Nothing represents the Muslim community’s political coming of age more than the debate over the war in Gaza. Last month, the Chicago City Council passed a resolution calling for a ceasefire, the position favored by Muslims. The fact that the debate has reached mainstream institutions is a big deal in this country, whose politicians have traditionally supported “Israel’s inherent right to defend itself,” as the Pentagon’s press secretary put it recently.

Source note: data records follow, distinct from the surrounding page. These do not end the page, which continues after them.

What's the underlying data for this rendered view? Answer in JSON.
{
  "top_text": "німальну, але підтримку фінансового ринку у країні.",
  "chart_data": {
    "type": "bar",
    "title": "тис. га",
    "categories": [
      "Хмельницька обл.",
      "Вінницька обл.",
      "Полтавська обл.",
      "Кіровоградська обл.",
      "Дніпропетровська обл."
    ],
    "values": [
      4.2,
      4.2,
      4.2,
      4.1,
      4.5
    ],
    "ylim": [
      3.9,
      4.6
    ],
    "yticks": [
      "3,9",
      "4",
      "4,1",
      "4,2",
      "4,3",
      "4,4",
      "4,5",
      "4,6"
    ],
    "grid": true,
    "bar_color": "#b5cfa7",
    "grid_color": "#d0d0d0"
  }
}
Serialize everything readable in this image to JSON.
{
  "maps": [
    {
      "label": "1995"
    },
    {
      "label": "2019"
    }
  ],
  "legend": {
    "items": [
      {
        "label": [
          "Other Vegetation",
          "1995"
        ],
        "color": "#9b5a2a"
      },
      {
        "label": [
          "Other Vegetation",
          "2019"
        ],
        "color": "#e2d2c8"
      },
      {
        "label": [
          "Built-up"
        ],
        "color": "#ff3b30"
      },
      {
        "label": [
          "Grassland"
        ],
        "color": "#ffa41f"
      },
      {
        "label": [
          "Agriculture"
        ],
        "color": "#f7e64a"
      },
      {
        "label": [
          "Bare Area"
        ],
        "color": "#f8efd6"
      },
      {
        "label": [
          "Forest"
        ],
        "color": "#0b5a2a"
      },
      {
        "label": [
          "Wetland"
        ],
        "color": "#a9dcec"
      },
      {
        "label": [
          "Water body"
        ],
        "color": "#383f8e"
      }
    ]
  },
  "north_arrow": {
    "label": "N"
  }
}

Gaza has been a galvanizing issue for American Muslims, who have mostly voted Democratic in recent years, due to Republican warmongering in the Middle East. Now, they’re threatening not to vote for either party, due to what they see as President Joe Biden’s warmongering there. Palestinians have suffered far more casualties than the Israelis in the war: 33,091 dead, 70 percent of them women and children. Rashid was among local Palestinian officials who turned down a March meeting with Biden advisers to discuss the situation in Gaza. More Palestinians live in Cook County (18,000) than any other county in the nation, according to the U.S. Census Bureau. More than 23,000 live in the Chicago metropolitan area.
“There’s nothing new to be said,” Rashid declared. “We need an immediate and permanent ceasefire. And we need the United States to stop supplying arms to Israel.”
Muslim politicians have broken through in the suburbs, but they have yet to win a seat on the Chicago City Council, unable to break through in the ethnic politics that define most urban wards. Last year, Mueze Bawany, a Pakistani immigrant, lost his challenge to 50th Ward Alderperson Debra Silverstein. Bawany’s campaign was hurt after the Tribune discovered a deleted X account in which he wrote “F— Israel and f— all you Zionist scum.” West Ridge, which covers most of the 50th Ward, has both the city’s largest concentration of Muslims and its largest concentration of Jewish Chicagoans, each making up around 25 percent of the population. However, the ward has been represented by a Jewish alderperson since the 1950s. Silverstein, who is in her fourth term, seems secure in the seat, but a Muslim could succeed her after she retires. Or, a Muslim could win a seat in a ward where ethnicity is less important.
Someday, there will be a Muslim alderperson on the City Council. There will also be a Muslim senator, governor, justice, and maybe even president. If that all sounds far-fetched, given the prejudice against guys named Muhammad in early 21st Century America, remember that it was less than 100 years ago that New York Gov. Al Smith was clobbered in the 1928 presidential election because he was Roman Catholic, and therefore would take orders from the pope in Rome. If anyone complained about Joe Biden’s Catholicism, it was because he wasn’t Catholic enough, because he supported abortion rights. Muslims are going through the same stages of assimilation as every other ethnic group in this country’s history, and they’re going to end up in the same place. When they get there, they’ll remember Gaza as a landmark on their march to empowerment.